InStat collects data for football, ice hockey, and basketball, whilst Opta includes these plus cricket, rugby union, baseball, golf, motorsport, tennis and handball amongst others. Although team games have many variables that can make player statistics only part of the picture, sports that focus on individual performance such as athletics can rely heavily on data to provide clear insights on how to aid improvement. This goes well beyond GPS tracking of outdoor events. Wearable devices with accelerometers, magnetometers and gyroscopes can track hundreds of data points to describe an athlete's physical motion.

Stryd's running shoe attachment can capture cadence (steps or cycles per minute) and ground contact. This can be used to analyse running style, which can be compared to previous sessions and other athletes. This information can spot nascent talent or help an athlete hone their style so they can emulate what makes the most successful sportspeople win. It can also detect warning factors like asymmetric movements that might cause a future injury or imply an impending one. EliteHRV's sensors can provide high levels of detail on heart rate variability to see the physical effects of different levels of performance, so that athletes can recover adequately from their sessions and not over-train.
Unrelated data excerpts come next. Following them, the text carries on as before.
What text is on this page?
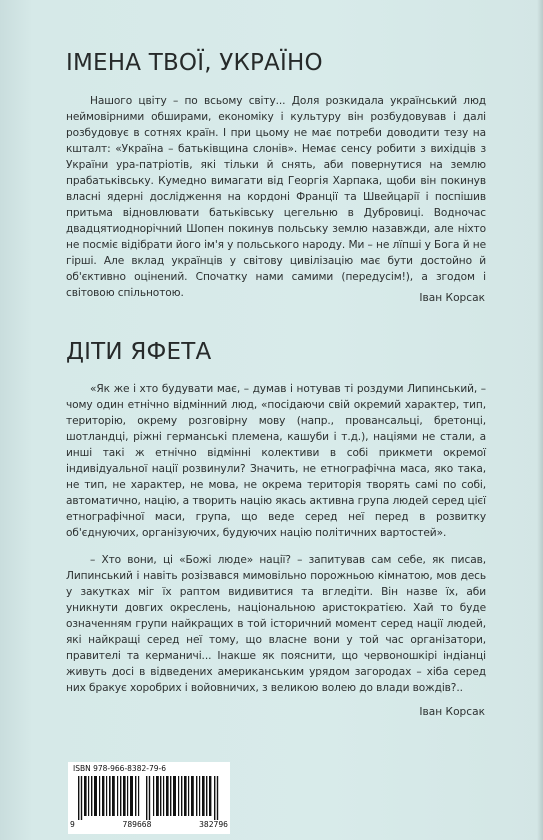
ІМЕНА ТВОЇ, УКРАЇНО

Нашого цвіту – по всьому світу... Доля розкидала український люд неймовірними обширами, економіку і культуру він розбудовував і далі розбудовує в сотнях країн. І при цьому не має потреби доводити тезу на кшталт: «Україна – батьківщина слонів». Немає сенсу робити з вихідців з України ура-патріотів, які тільки й снять, аби повернутися на землю прабатьківську. Кумедно вимагати від Георгія Харпака, щоби він покинув власні ядерні дослідження на кордоні Франції та Швейцарії і поспішив притьма відновлювати батьківську цегельню в Дубровиці. Водночас двадцятиоднорічний Шопен покинув польську землю назавжди, але ніхто не посміє відібрати його ім'я у польського народу. Ми – не лїпші у Бога й не гірші. Але вклад українців у світову цивілізацію має бути достойно й об'єктивно оцінений. Спочатку нами самими (передусім!), а згодом і світовою спільнотою.	Іван Корсак
ДІТИ ЯФЕТА

«Як же і хто будувати має, – думав і нотував ті роздуми Липинський, – чому один етнічно відмінний люд, «посідаючи свій окремий характер, тип, територію, окрему розговірну мову (напр., провансальці, бретонці, шотландці, ріжні германські племена, кашуби і т.д.), націями не стали, а инші такі ж етнічно відмінні колективи в собі прикмети окремої індивідуальної нації розвинули? Значить, не етнографічна маса, яко така, не тип, не характер, не мова, не окрема територія творять самі по собі, автоматично, націю, а творить націю якась активна група людей серед цієї етнографічної маси, група, що веде серед неї перед в розвитку об'єднуючих, організуючих, будуючих націю політичних вартостей».

– Хто вони, ці «Божі люде» нації? – запитував сам себе, як писав, Липинський і навіть розізвався мимовільно порожньою кімнатою, мов десь у закутках міг їх раптом видивитися та вгледіти. Він назве їх, аби уникнути довгих окреслень, національною аристократією. Хай то буде означенням групи найкращих в той історичний момент серед нації людей, які найкращі серед неї тому, що власне вони у той час організатори, правителі та керманичі... Інакше як пояснити, що червоношкірі індіанці живуть досі в відведених американським урядом загородах – хіба серед них бракує хоробрих і войовничих, з великою волею до влади вождів?..

Іван Корсак
ISBN 978-966-8382-79-6
9	789668	382796
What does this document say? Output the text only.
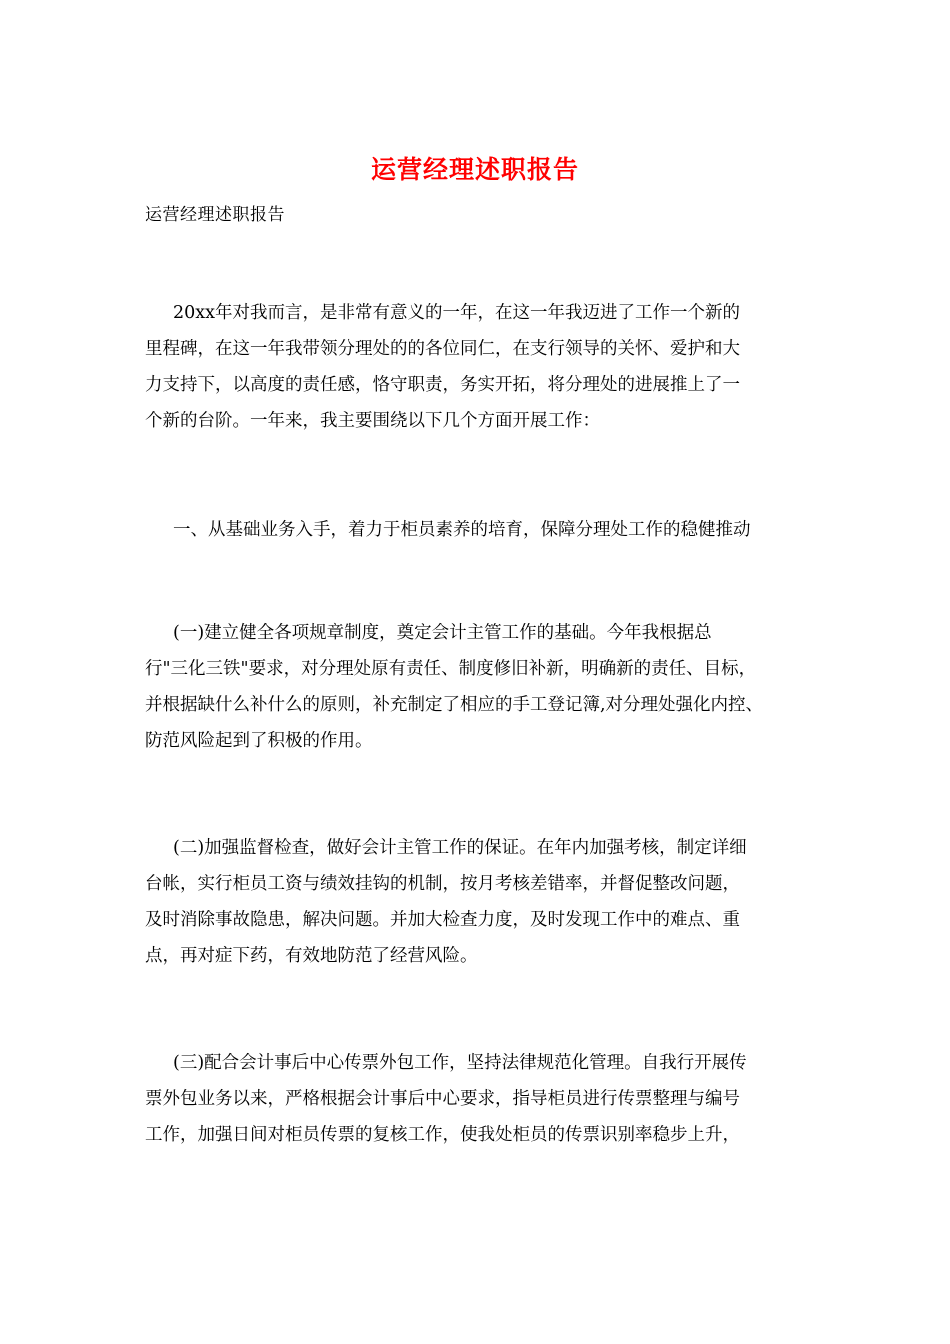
运营经理述职报告
运营经理述职报告
20xx年对我而言，是非常有意义的一年，在这一年我迈进了工作一个新的
里程碑，在这一年我带领分理处的的各位同仁，在支行领导的关怀、爱护和大
力支持下，以高度的责任感，恪守职责，务实开拓，将分理处的进展推上了一
个新的台阶。一年来，我主要围绕以下几个方面开展工作：
一、从基础业务入手，着力于柜员素养的培育，保障分理处工作的稳健推动
(一)建立健全各项规章制度，奠定会计主管工作的基础。今年我根据总
行"三化三铁"要求，对分理处原有责任、制度修旧补新，明确新的责任、目标，
并根据缺什么补什么的原则，补充制定了相应的手工登记簿,对分理处强化内控、
防范风险起到了积极的作用。
(二)加强监督检查，做好会计主管工作的保证。在年内加强考核，制定详细
台帐，实行柜员工资与绩效挂钩的机制，按月考核差错率，并督促整改问题，
及时消除事故隐患，解决问题。并加大检查力度，及时发现工作中的难点、重
点，再对症下药，有效地防范了经营风险。
(三)配合会计事后中心传票外包工作，坚持法律规范化管理。自我行开展传
票外包业务以来，严格根据会计事后中心要求，指导柜员进行传票整理与编号
工作，加强日间对柜员传票的复核工作，使我处柜员的传票识别率稳步上升，
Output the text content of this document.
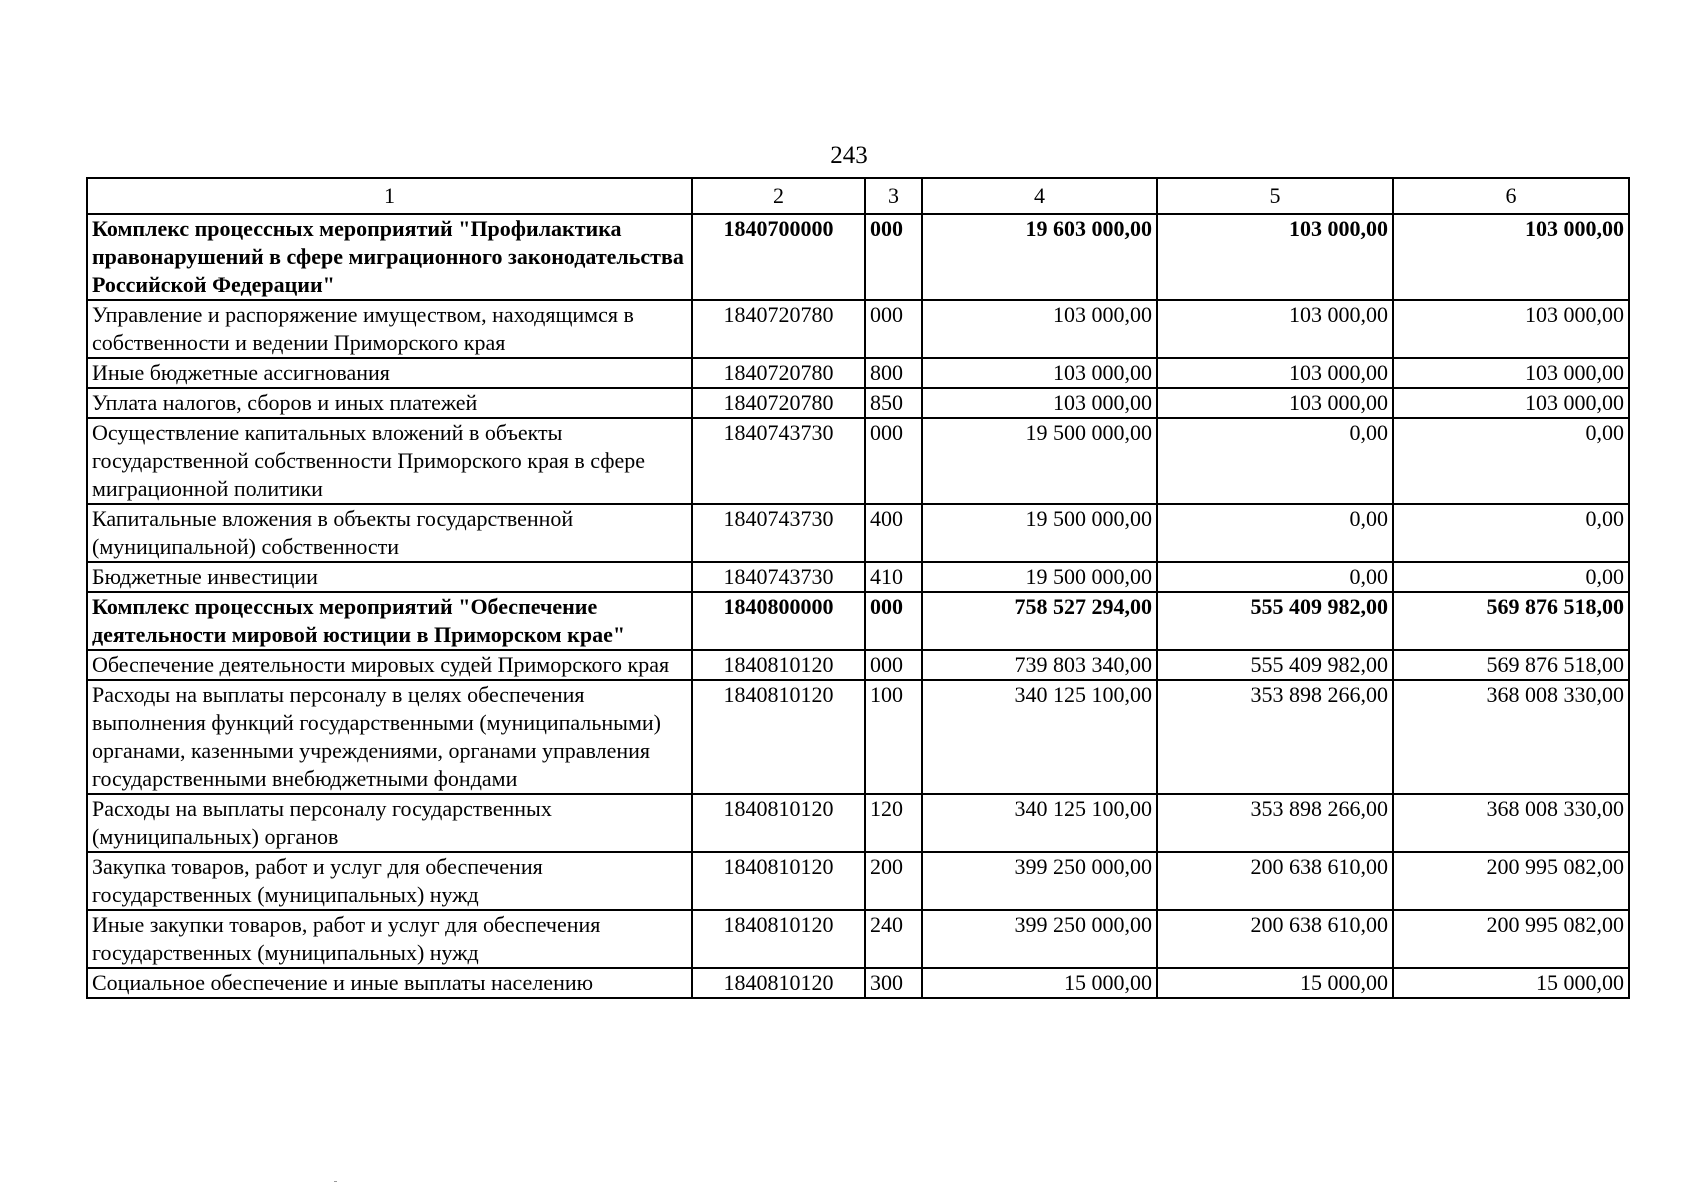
243
1	2	3	4	5	6
Комплекс процессных мероприятий "Профилактика правонарушений в сфере миграционного законодательства Российской Федерации"	1840700000	000	19 603 000,00	103 000,00	103 000,00
Управление и распоряжение имуществом, находящимся в собственности и ведении Приморского края	1840720780	000	103 000,00	103 000,00	103 000,00
Иные бюджетные ассигнования	1840720780	800	103 000,00	103 000,00	103 000,00
Уплата налогов, сборов и иных платежей	1840720780	850	103 000,00	103 000,00	103 000,00
Осуществление капитальных вложений в объекты государственной собственности Приморского края в сфере миграционной политики	1840743730	000	19 500 000,00	0,00	0,00
Капитальные вложения в объекты государственной (муниципальной) собственности	1840743730	400	19 500 000,00	0,00	0,00
Бюджетные инвестиции	1840743730	410	19 500 000,00	0,00	0,00
Комплекс процессных мероприятий "Обеспечение деятельности мировой юстиции в Приморском крае"	1840800000	000	758 527 294,00	555 409 982,00	569 876 518,00
Обеспечение деятельности мировых судей Приморского края	1840810120	000	739 803 340,00	555 409 982,00	569 876 518,00
Расходы на выплаты персоналу в целях обеспечения выполнения функций государственными (муниципальными) органами, казенными учреждениями, органами управления государственными внебюджетными фондами	1840810120	100	340 125 100,00	353 898 266,00	368 008 330,00
Расходы на выплаты персоналу государственных (муниципальных) органов	1840810120	120	340 125 100,00	353 898 266,00	368 008 330,00
Закупка товаров, работ и услуг для обеспечения государственных (муниципальных) нужд	1840810120	200	399 250 000,00	200 638 610,00	200 995 082,00
Иные закупки товаров, работ и услуг для обеспечения государственных (муниципальных) нужд	1840810120	240	399 250 000,00	200 638 610,00	200 995 082,00
Социальное обеспечение и иные выплаты населению	1840810120	300	15 000,00	15 000,00	15 000,00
The secrets of the perfect golf swing

Another individual sport that is gaining considerable benefit from wearable sensors and data analytics is golf. Any sport using a bat, racquet or club can gain benefit from analysing a player's swing, but in golf, the swing and body posture are particularly constrained, without also having to take into account additional factors like cross-court movement or ball spin, although atmospheric conditions will have an effect. Systems collecting golf performance data include Opta and ShotLink. The latter has results data dating back to 1983 and tracks 93 events a year.

GolfTEC, in contrast, is more focused on how an individual achieves their performance. The company has developed a SwingTRU Motion Study database of 13,000 pro and amateur golfers that includes information on 48 different body motions per swing. The analysis found six key areas that indicate an excellent player. These factors were discovered by correlating swing data with performance. Similarly, TrackMan uses cameras to analyse a player's swing to aid training.

Rather than just analysing the past, predicting the future is where the application of big data analytics to sport will prove particularly valuable. As with every area of big data analytics, this will be dramatically affected by the application of AI and machine learning. Any massive store of unstructured data can potentially benefit from AI technology, which can help structure the data and find patterns in it proactively. First you feed in performance data, physical metrics during the activities, nutrition, sleep, atmospherics, plus anything else available. Then AI-empowered analytics will look for patterns that could provide strategies that make a difference, particularly when the margins for winning can be so small.

The systems we've discussed here are just the beginning. Data-driven sports are still only in their infancy, with much more to come in the next few years to help athletes find a competitive edge. Sport is just one area where big data and analytics are having a major influence, too. Healthcare, smart cities, and our understanding of the natural world are all seeing dramatic contributions.